History: “American Colonial” generally refers to the period between 1700 and 1780 in America. During this time, American settlers were still considered colonies of England therefore received and brought back several English-inspired products and trends.

Among the English trends brought to colonial America was the use of five-fingered, fan shaped vases also knows as Quintal horns. These created a unique fan-shaped and narrow design style that usually included garden herbs and cuttings. They were later reproduced in the colonies and grew in popularity at that time.

As with English garden floral design and Victorian floral design, American Colonial flower arrangements relied on what was readily available.
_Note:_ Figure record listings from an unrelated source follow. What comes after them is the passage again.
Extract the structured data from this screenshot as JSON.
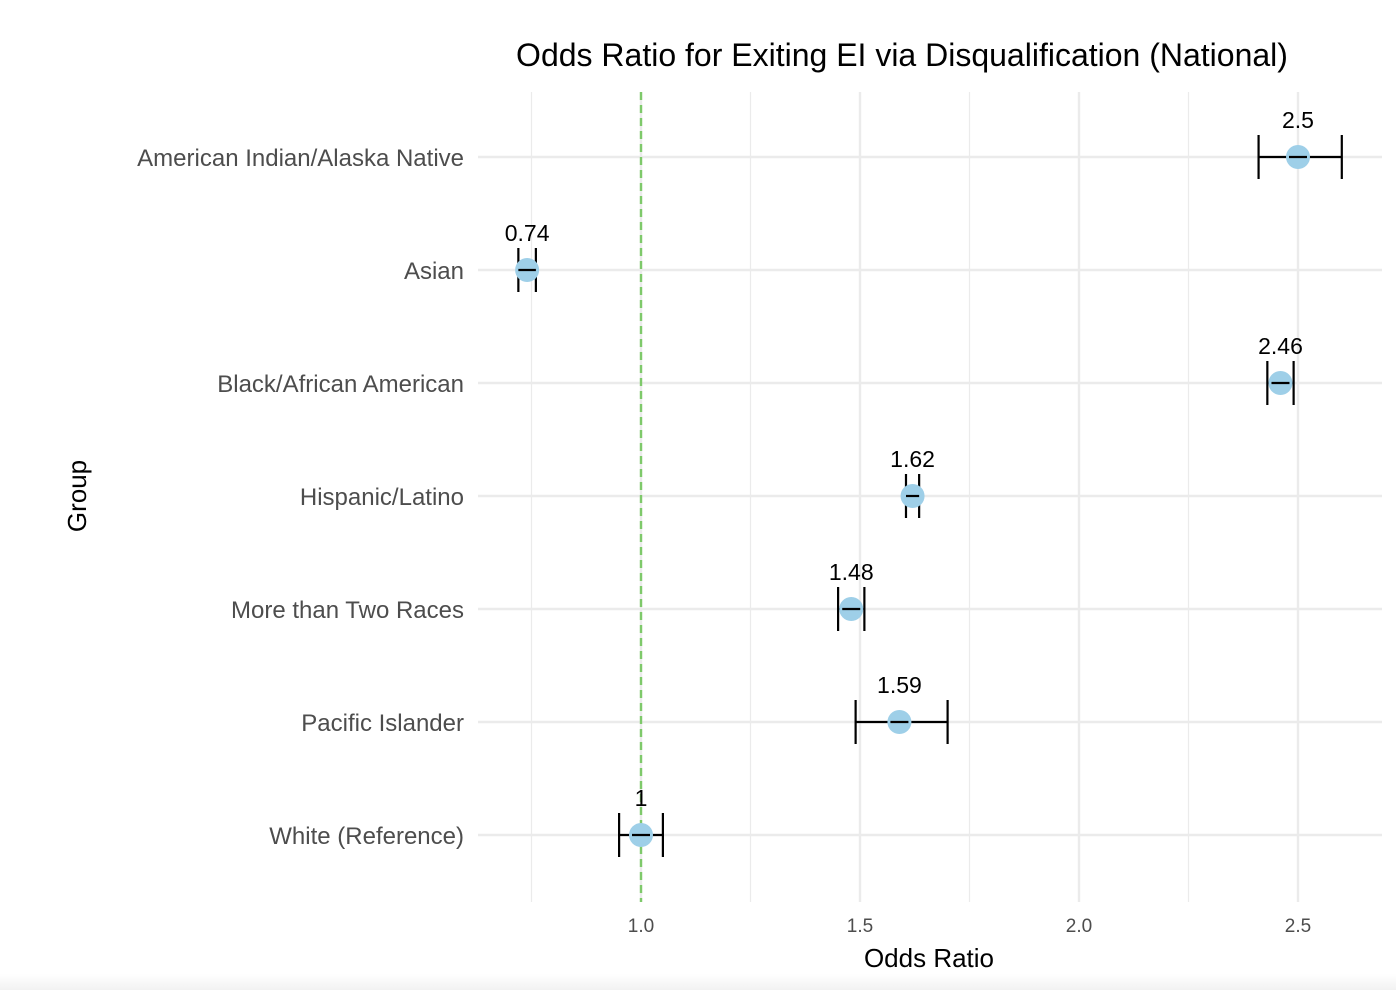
{
  "chart_data": {
    "type": "scatter",
    "title": "Odds Ratio for Exiting EI via Disqualification (National)",
    "xlabel": "Odds Ratio",
    "ylabel": "Group",
    "xlim": [
      0.74,
      2.6
    ],
    "x_ticks": [
      "1.0",
      "1.5",
      "2.0",
      "2.5"
    ],
    "x_tick_values": [
      1.0,
      1.5,
      2.0,
      2.5
    ],
    "x_minor_gridlines": [
      0.75,
      1.25,
      1.75,
      2.25
    ],
    "reference_line": {
      "x": 1.0,
      "style": "dashed",
      "color": "#7ec96a"
    },
    "grid": true,
    "point_color": "#9ecfe8",
    "errorbar_color": "#000000",
    "categories": [
      "American Indian/Alaska Native",
      "Asian",
      "Black/African American",
      "Hispanic/Latino",
      "More than Two Races",
      "Pacific Islander",
      "White (Reference)"
    ],
    "points": [
      {
        "group": "American Indian/Alaska Native",
        "value": 2.5,
        "label": "2.5",
        "ci_low": 2.41,
        "ci_high": 2.6
      },
      {
        "group": "Asian",
        "value": 0.74,
        "label": "0.74",
        "ci_low": 0.72,
        "ci_high": 0.76
      },
      {
        "group": "Black/African American",
        "value": 2.46,
        "label": "2.46",
        "ci_low": 2.43,
        "ci_high": 2.49
      },
      {
        "group": "Hispanic/Latino",
        "value": 1.62,
        "label": "1.62",
        "ci_low": 1.605,
        "ci_high": 1.635
      },
      {
        "group": "More than Two Races",
        "value": 1.48,
        "label": "1.48",
        "ci_low": 1.45,
        "ci_high": 1.51
      },
      {
        "group": "Pacific Islander",
        "value": 1.59,
        "label": "1.59",
        "ci_low": 1.49,
        "ci_high": 1.7
      },
      {
        "group": "White (Reference)",
        "value": 1.0,
        "label": "1",
        "ci_low": 0.95,
        "ci_high": 1.05
      }
    ]
  }
}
This usually extended to wildflowers found in home gardens as well as native shrubs and trees. Settlers often brought back herbs and plants that were then used in arrangements, but worldwide distribution and importing was no where near current availability.
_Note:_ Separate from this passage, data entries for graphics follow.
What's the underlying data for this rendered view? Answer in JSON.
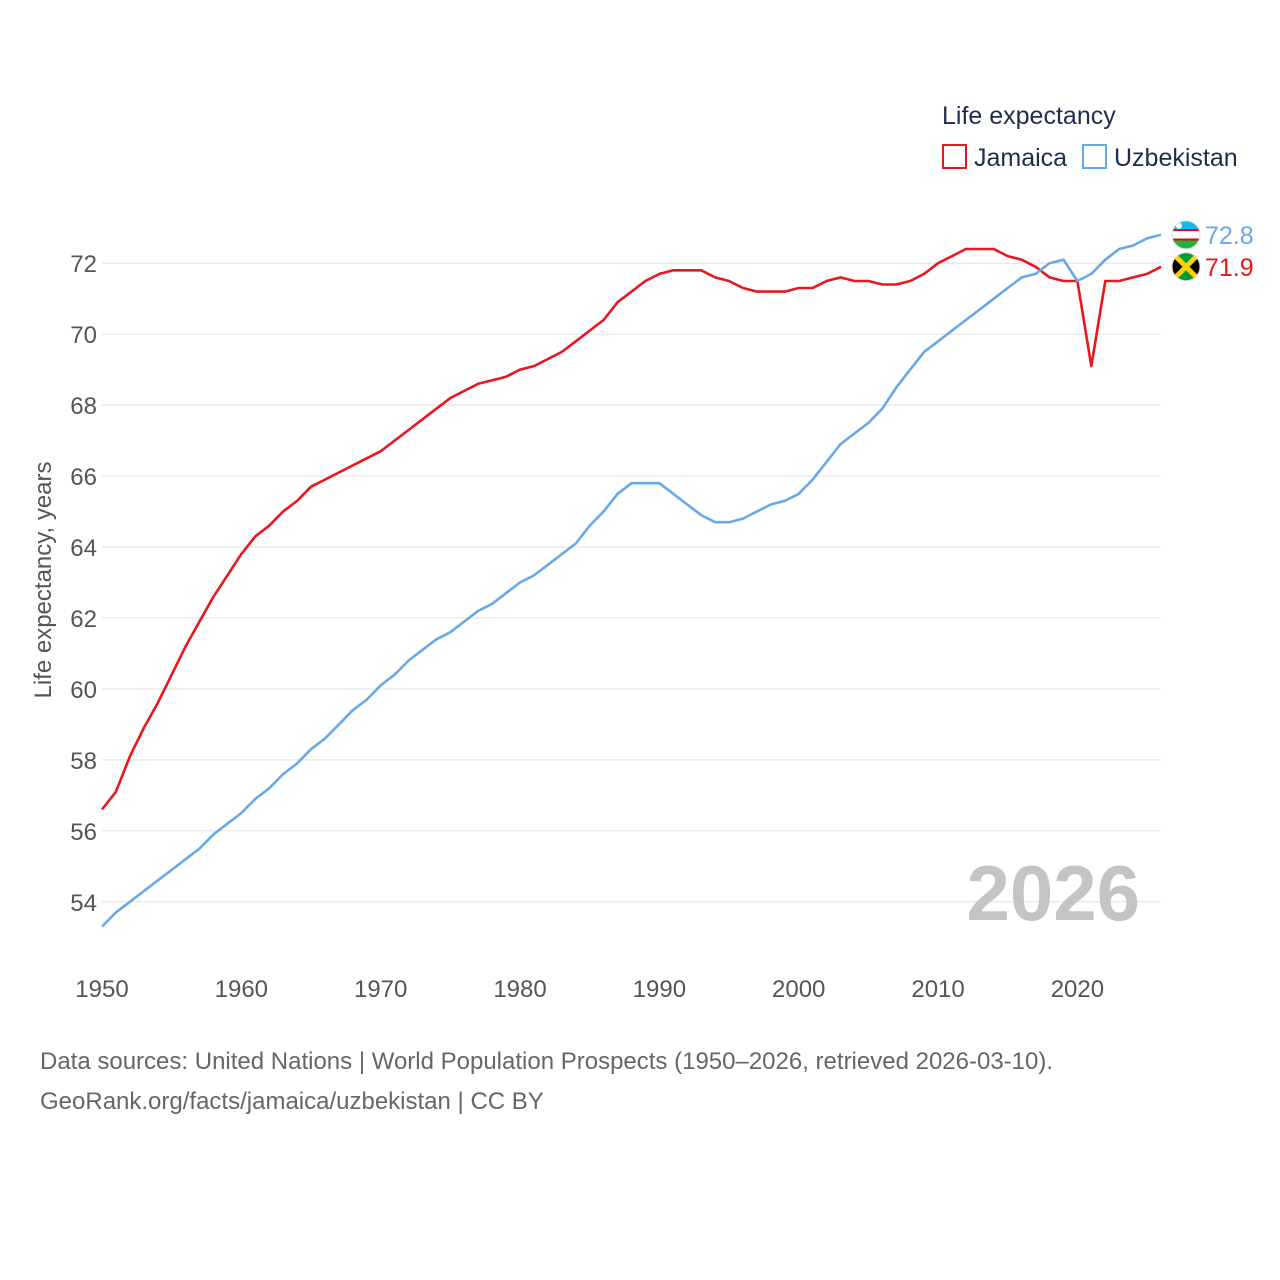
{
  "chart_data": {
    "type": "line",
    "title": "",
    "xlabel": "",
    "ylabel": "Life expectancy, years",
    "xlim": [
      1950,
      2026
    ],
    "ylim": [
      52.5,
      73.5
    ],
    "x_ticks": [
      1950,
      1960,
      1970,
      1980,
      1990,
      2000,
      2010,
      2020
    ],
    "y_ticks": [
      54,
      56,
      58,
      60,
      62,
      64,
      66,
      68,
      70,
      72
    ],
    "grid": true,
    "legend": {
      "title": "Life expectancy",
      "placement": "top-right"
    },
    "watermark_year": "2026",
    "x": [
      1950,
      1951,
      1952,
      1953,
      1954,
      1955,
      1956,
      1957,
      1958,
      1959,
      1960,
      1961,
      1962,
      1963,
      1964,
      1965,
      1966,
      1967,
      1968,
      1969,
      1970,
      1971,
      1972,
      1973,
      1974,
      1975,
      1976,
      1977,
      1978,
      1979,
      1980,
      1981,
      1982,
      1983,
      1984,
      1985,
      1986,
      1987,
      1988,
      1989,
      1990,
      1991,
      1992,
      1993,
      1994,
      1995,
      1996,
      1997,
      1998,
      1999,
      2000,
      2001,
      2002,
      2003,
      2004,
      2005,
      2006,
      2007,
      2008,
      2009,
      2010,
      2011,
      2012,
      2013,
      2014,
      2015,
      2016,
      2017,
      2018,
      2019,
      2020,
      2021,
      2022,
      2023,
      2024,
      2025,
      2026
    ],
    "series": [
      {
        "name": "Jamaica",
        "color": "#e8161d",
        "flag": "jamaica-flag",
        "end_label": "71.9",
        "values": [
          56.6,
          57.1,
          58.1,
          58.9,
          59.6,
          60.4,
          61.2,
          61.9,
          62.6,
          63.2,
          63.8,
          64.3,
          64.6,
          65.0,
          65.3,
          65.7,
          65.9,
          66.1,
          66.3,
          66.5,
          66.7,
          67.0,
          67.3,
          67.6,
          67.9,
          68.2,
          68.4,
          68.6,
          68.7,
          68.8,
          69.0,
          69.1,
          69.3,
          69.5,
          69.8,
          70.1,
          70.4,
          70.9,
          71.2,
          71.5,
          71.7,
          71.8,
          71.8,
          71.8,
          71.6,
          71.5,
          71.3,
          71.2,
          71.2,
          71.2,
          71.3,
          71.3,
          71.5,
          71.6,
          71.5,
          71.5,
          71.4,
          71.4,
          71.5,
          71.7,
          72.0,
          72.2,
          72.4,
          72.4,
          72.4,
          72.2,
          72.1,
          71.9,
          71.6,
          71.5,
          71.5,
          69.1,
          71.5,
          71.5,
          71.6,
          71.7,
          71.9
        ]
      },
      {
        "name": "Uzbekistan",
        "color": "#67a9e6",
        "flag": "uzbekistan-flag",
        "end_label": "72.8",
        "values": [
          53.3,
          53.7,
          54.0,
          54.3,
          54.6,
          54.9,
          55.2,
          55.5,
          55.9,
          56.2,
          56.5,
          56.9,
          57.2,
          57.6,
          57.9,
          58.3,
          58.6,
          59.0,
          59.4,
          59.7,
          60.1,
          60.4,
          60.8,
          61.1,
          61.4,
          61.6,
          61.9,
          62.2,
          62.4,
          62.7,
          63.0,
          63.2,
          63.5,
          63.8,
          64.1,
          64.6,
          65.0,
          65.5,
          65.8,
          65.8,
          65.8,
          65.5,
          65.2,
          64.9,
          64.7,
          64.7,
          64.8,
          65.0,
          65.2,
          65.3,
          65.5,
          65.9,
          66.4,
          66.9,
          67.2,
          67.5,
          67.9,
          68.5,
          69.0,
          69.5,
          69.8,
          70.1,
          70.4,
          70.7,
          71.0,
          71.3,
          71.6,
          71.7,
          72.0,
          72.1,
          71.5,
          71.7,
          72.1,
          72.4,
          72.5,
          72.7,
          72.8
        ]
      }
    ]
  },
  "footer": {
    "source_line": "Data sources: United Nations | World Population Prospects (1950–2026, retrieved 2026-03-10).",
    "link_line": "GeoRank.org/facts/jamaica/uzbekistan | CC BY"
  }
}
Style: American Colonial flower designs tend to be symmetrical mass arrangements that are either rounded or in fan form (usually reserved to five-fingered vases). They are casual and open. The arrangements may feature either one type of flower with a filler flower or a variety of several blooms. Most American Colonial designs feature gourds or fruits such as peaches, pears, cherries, plums and apples.

Flowers Used: A combination of fresh and dried materials is often used in this style. These may include pods, grasses, grains and other materials.
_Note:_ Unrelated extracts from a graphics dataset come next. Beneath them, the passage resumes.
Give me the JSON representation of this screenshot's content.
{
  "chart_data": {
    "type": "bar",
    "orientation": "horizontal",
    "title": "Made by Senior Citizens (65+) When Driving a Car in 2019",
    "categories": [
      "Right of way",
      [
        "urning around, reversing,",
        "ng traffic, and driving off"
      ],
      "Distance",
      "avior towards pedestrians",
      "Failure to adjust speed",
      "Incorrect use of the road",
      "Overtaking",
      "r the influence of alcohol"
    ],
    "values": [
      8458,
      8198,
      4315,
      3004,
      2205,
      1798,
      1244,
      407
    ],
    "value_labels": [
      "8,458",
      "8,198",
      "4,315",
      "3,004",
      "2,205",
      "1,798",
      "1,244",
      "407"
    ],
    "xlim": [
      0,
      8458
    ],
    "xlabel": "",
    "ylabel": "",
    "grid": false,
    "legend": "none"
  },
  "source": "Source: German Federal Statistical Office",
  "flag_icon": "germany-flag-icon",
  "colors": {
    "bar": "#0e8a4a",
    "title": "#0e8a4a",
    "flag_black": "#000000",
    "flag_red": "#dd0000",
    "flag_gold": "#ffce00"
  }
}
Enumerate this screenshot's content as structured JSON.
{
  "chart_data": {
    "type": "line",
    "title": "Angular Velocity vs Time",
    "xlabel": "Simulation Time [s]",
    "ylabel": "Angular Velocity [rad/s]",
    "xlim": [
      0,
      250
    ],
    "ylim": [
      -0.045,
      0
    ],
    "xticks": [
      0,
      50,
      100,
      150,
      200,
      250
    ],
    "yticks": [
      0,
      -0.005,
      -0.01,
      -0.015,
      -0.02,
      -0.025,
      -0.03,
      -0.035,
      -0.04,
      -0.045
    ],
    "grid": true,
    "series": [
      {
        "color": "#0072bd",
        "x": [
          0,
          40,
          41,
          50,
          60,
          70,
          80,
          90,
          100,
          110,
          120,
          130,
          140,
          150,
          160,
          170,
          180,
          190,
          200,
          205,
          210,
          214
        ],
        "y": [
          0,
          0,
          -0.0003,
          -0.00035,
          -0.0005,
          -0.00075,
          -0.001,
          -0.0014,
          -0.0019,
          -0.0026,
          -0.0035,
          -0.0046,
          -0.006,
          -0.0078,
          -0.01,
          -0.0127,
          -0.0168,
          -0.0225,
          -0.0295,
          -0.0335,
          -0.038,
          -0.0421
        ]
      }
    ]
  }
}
Flowers that work well in American Colonial arrangements are roses, carnations, daisies, lilacs, marigolds, peonies, sunflowers and other mass flowers.

Bulb flowers are also appropriate in American Colonial design. Examples are daffodils, tulips, hyacinth, allium, ranunculus and lilies.

Popular wildflowers and filler flowers used in this style include baby’s breath (very popular), limonium, solidago, alder, sumac, cattails, several grasses and grains among others.

Basic Characteristics:

  • Usually includes a type of a fruit or gourd such as peaches, pears, cherries, plums and apples
  • Round or fan-shaped
  • Containers made from earthenware, stoneware, ceramics, or metals (copper, tin, silver, pewter, etc.)
  • Similar to but more “refined” and well proportioned than English Garden style arrangements

Containers Used: Since craftsman style trades were popular, containers often followed the styles being readily produced by local craftsmen. These included silversmiths, pewter manufacturers and glass blowers among others. Many types of containers were used but the containers themselves were mainly ceramic, earthenware or stoneware. Porcelain was a later import from England and China and increased the variety of containers during this style of floral design. Metallurgy was also a popular trade so pewter, copper, tin and silver vessels were also used.

Types of containers used included:  pitchers, pots, vases, jars, jugs, bowls and Quintal horns (five fingered vases).


  1. “usually reserved to five-fingered vases ” “what is a five-fingered vase”? Please.

  2. A five-finger vase is a fan shaped vase similar to the attached image. These are usually found in antique stores. So, designers usually create the colonial effect with the arrangement of the flowers rather than with the vase.